Mais quand j’ai failli me faire renverser par une voiture, il n’a même pas montré l’ombre d’une inquiétude ! Et maintenant, il ne supporte pas de voir Chloé souffrir ne serait-ce qu’un tout petit peu.
Voilà la différence entre aimer quelqu’un et ne pas l’aimer !
Asher lâcha un ricanement froid, et son regard indifférent tomba sur ma valise. « Je te conseille de t’arrêter tant qu’il en est encore temps. Nous n’avons plus rien à voir l’un avec l’autre, et il n’y a aucune raison d’en informer les autres ! N’essaie pas de te rapprocher de Chloé.

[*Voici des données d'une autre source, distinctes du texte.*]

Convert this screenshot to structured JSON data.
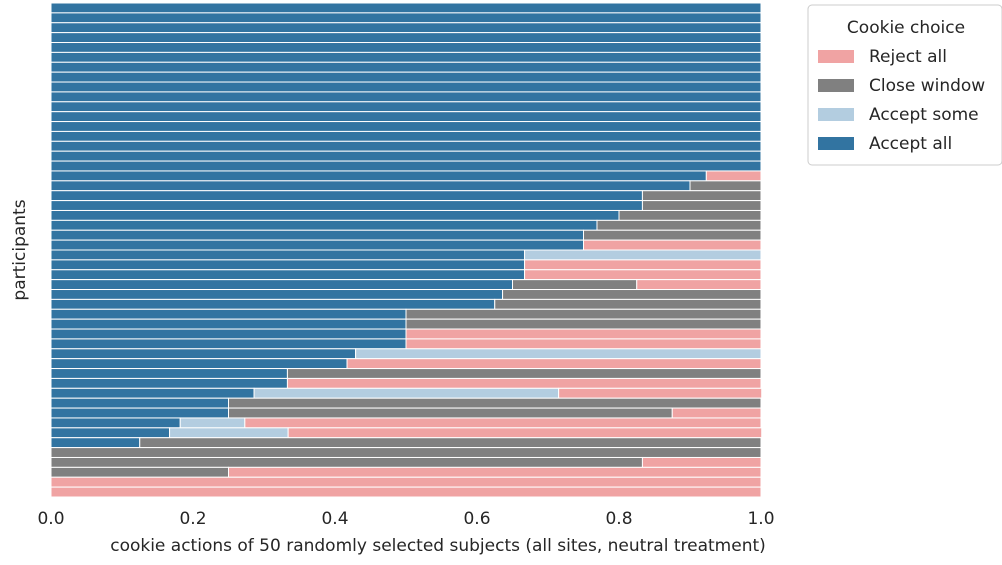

S’il arrive quoi que ce soit à sa grossesse, tu ne pourras pas en assumer les conséquences. »
« Ne t’en fais pas », répondis-je d’une voix douce. « Je partirai quand le moment sera venu. Je ne vais pas me ridiculiser. Avant ça, tu ferais mieux de régler les choses avec Mamie, pour que ça ne retarde pas la rupture. »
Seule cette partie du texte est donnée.